Is there a budget involved?

Edit:

Let me expand a little bit before I hit the hay...

A few things that would be required for my idea.

A tablet style computer, akin to an iPad, that can be mounted on the wall and network wirelessly. This will give more flexibility to location.

A computer or peripheral that can stream audio and video over a network, wired or wirelessly and can be controlled remotely by the mounted pc.

A computer controllable 8 to 12 channel amplifier/head unit to allow adjustment from any pc in the house that contains the control software.

Wired/wireless satellite speakers to be mounted in the desired rooms.

And lastly, software to control the system remotely.

I don't have any concrete ideas on the hardware necessary to put the system together... I need to do a little research, but it isn't going to be cheap.

A decent 12 channel amp/head unit will run around $600 - $1200 itself. And that isn't guaranteeing the ability to be network controlled.


----------



## Jason (Dec 30, 2001)

I'm sure there is a budget, but with him, who knows. You are talking about someone with 5 harley's and he is the only person that rides them, other then the wife hoping on the back. Guy has got some money, although he does work hard for it. He is working on a 6,000+ square foot home for him, his wife and and their two children. i think he said 5 or 6 car garage, double deep for all his toys.

I like the tablet idea. He wanted something he could carry around the house too. He was also asking about home automation, but all I know is the old x10 stuff.


----------



## ebackhus (Apr 21, 2005)

I've seen commercial installation where the control center was a removable touch screen that could change audio settings, expand/retract projector displays, adjust lighting, adjust inputs and sources... All sorts of neato things. Must have cost a fortune.

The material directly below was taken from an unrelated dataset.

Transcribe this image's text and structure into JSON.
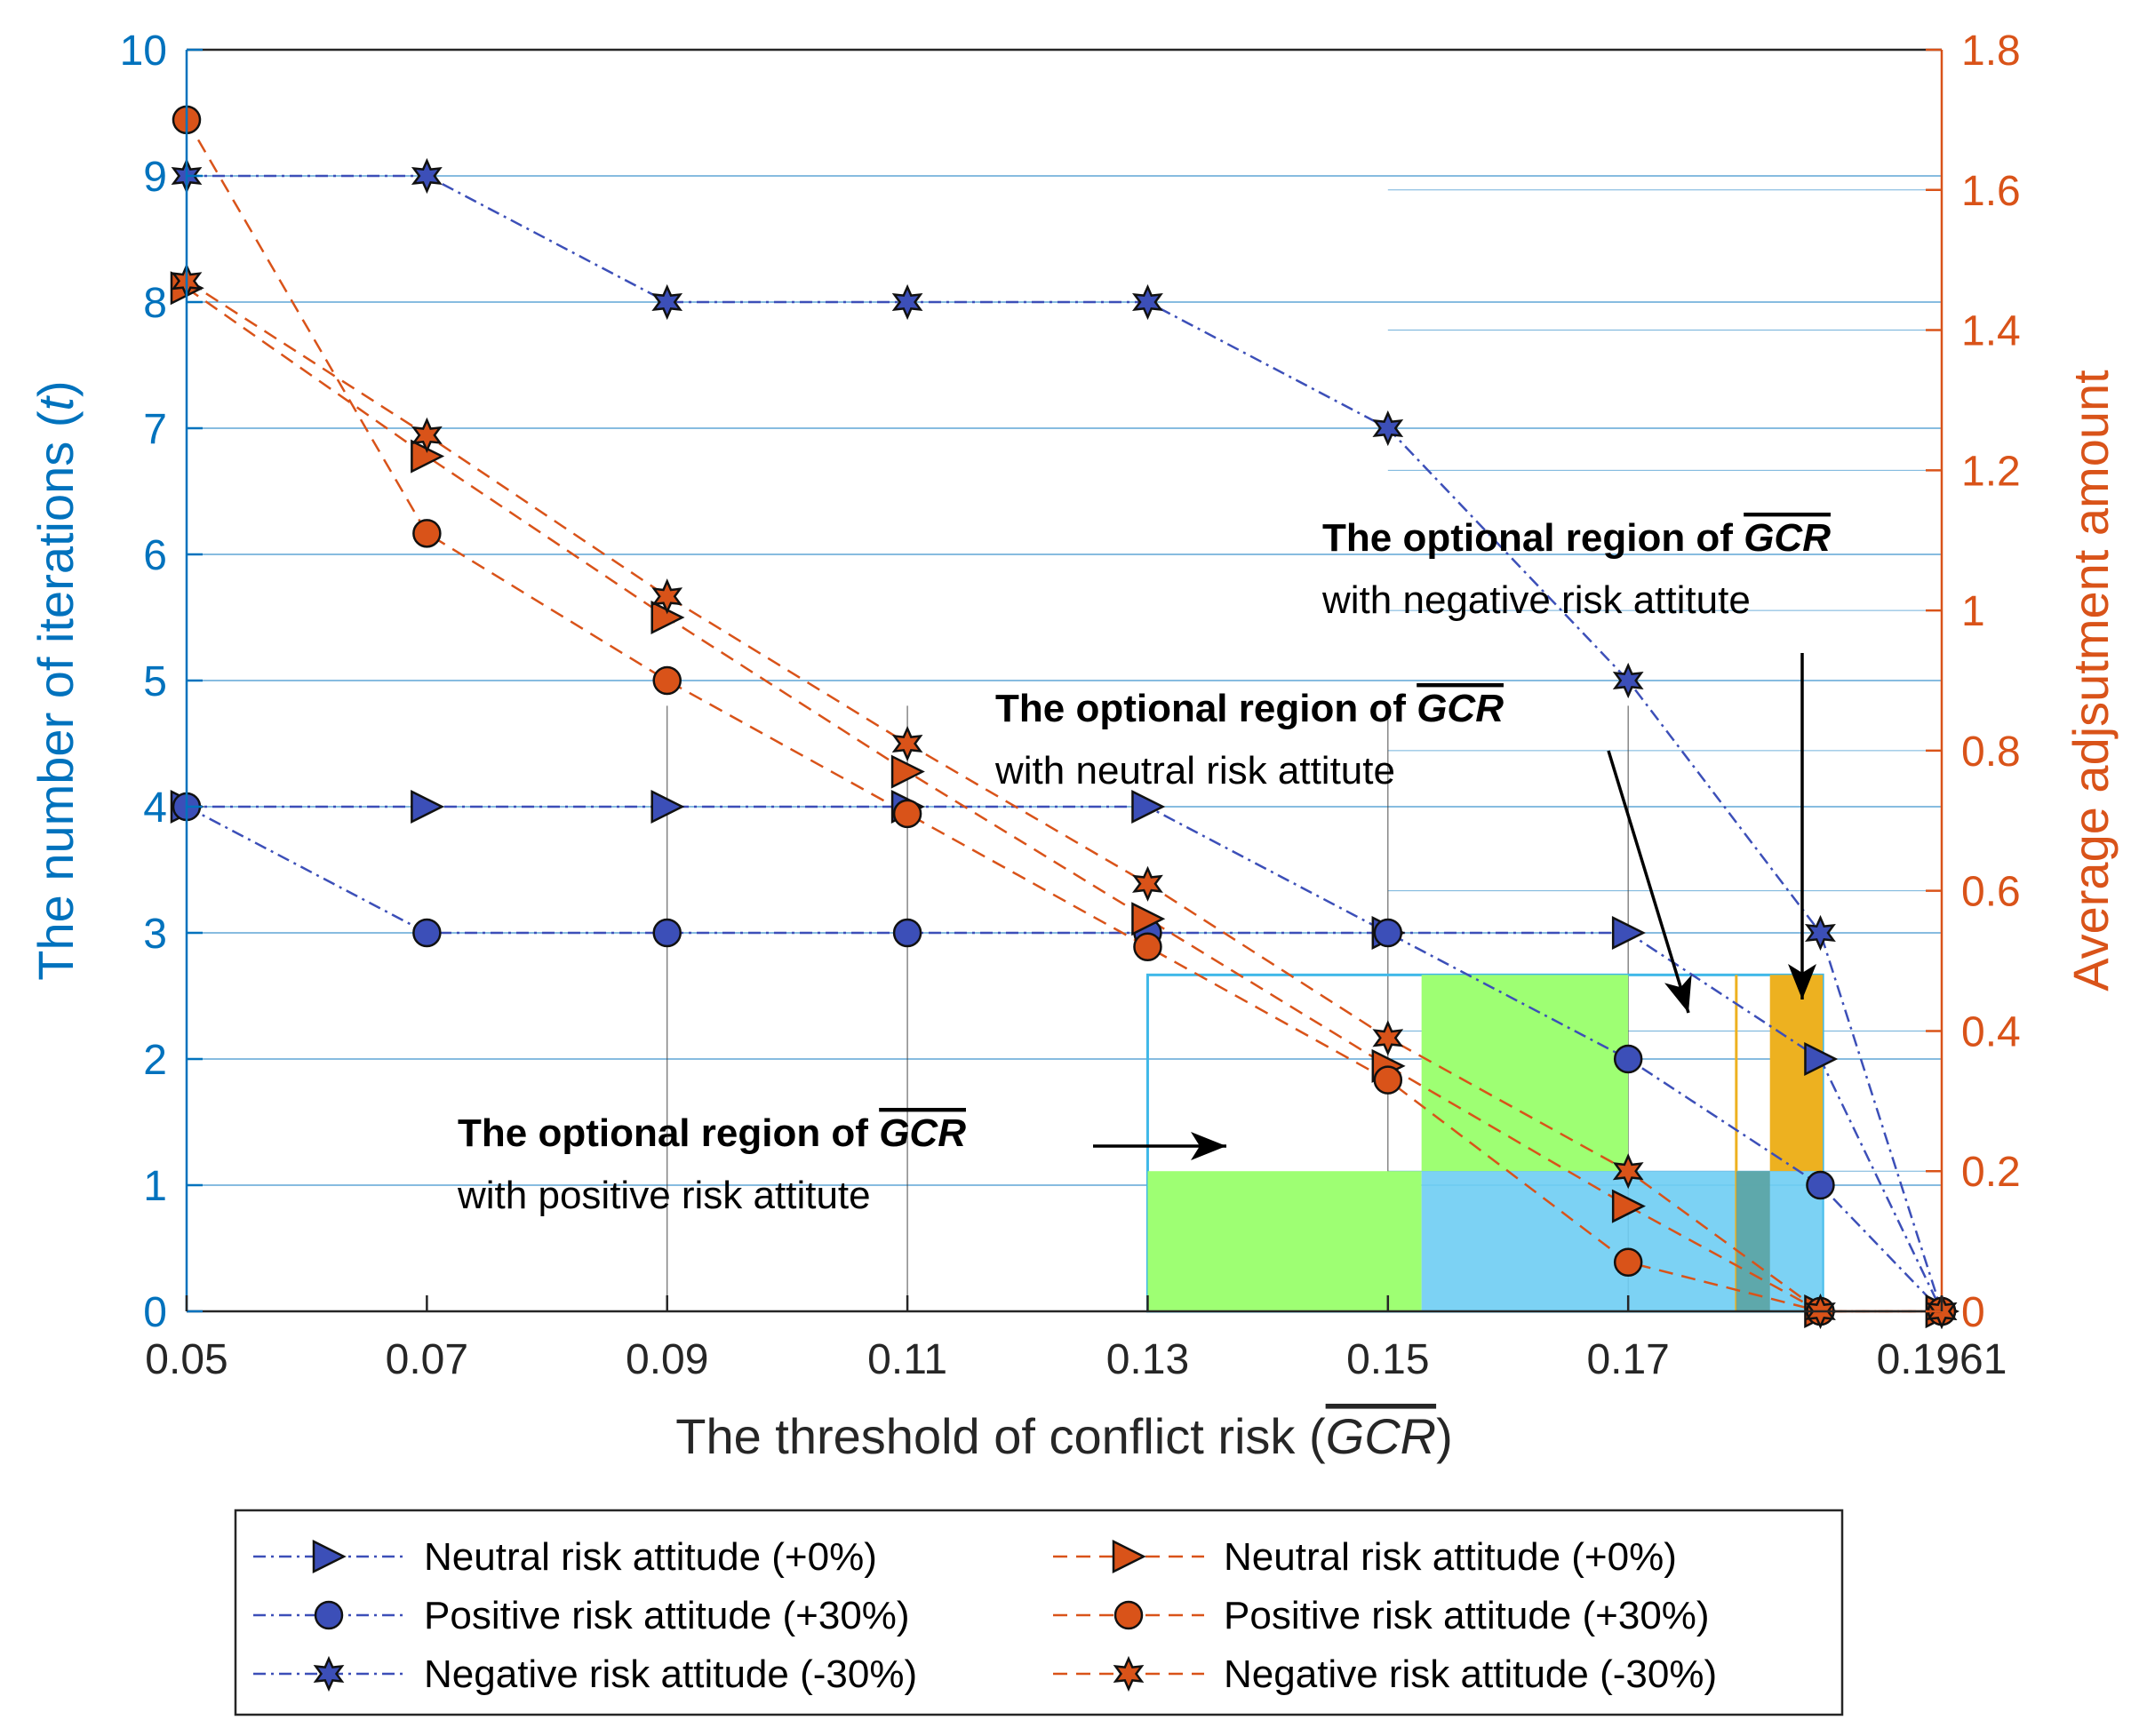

http://www.milehighautomation.com/learn_more.html


----------



## AHODGEVARNA (Jan 6, 2011)

Hi this can be done quite simply and in reason cheap aswell,what would be required would be a main system (typical base system with any pc) placed anywhere in the home preferably as close to the screens as possible even in the walls and from this buy touchscreen monitors and remove the outercasing allowing for a in wall mount to be possible giving the proper wall mounted feeling wanted some other details would need to be addressed but please dont hesatate if you would like me to elaberate more and the use of a multi room sound system can also be easily managed even all controlled from the touchscreens


----------



## Drew1369 (Jan 19, 2007)

I've heard of using an iPad for controlling all household type functions... it could be used as a good base start


----------



## GZ (Jan 31, 2010)

I was talking to my co-worker about home automation systems and he told me he is having a unit from Control4 (Control4 Home Automation and Smart Home Control > Home) installed. 

Apparently the automation is wireless and control is accessible from PCs, Droids, iPad and tablet PC's.

His stereo head unit is compatible so he will be able to adjust volume and output from his Droid or a tablet PC.


----------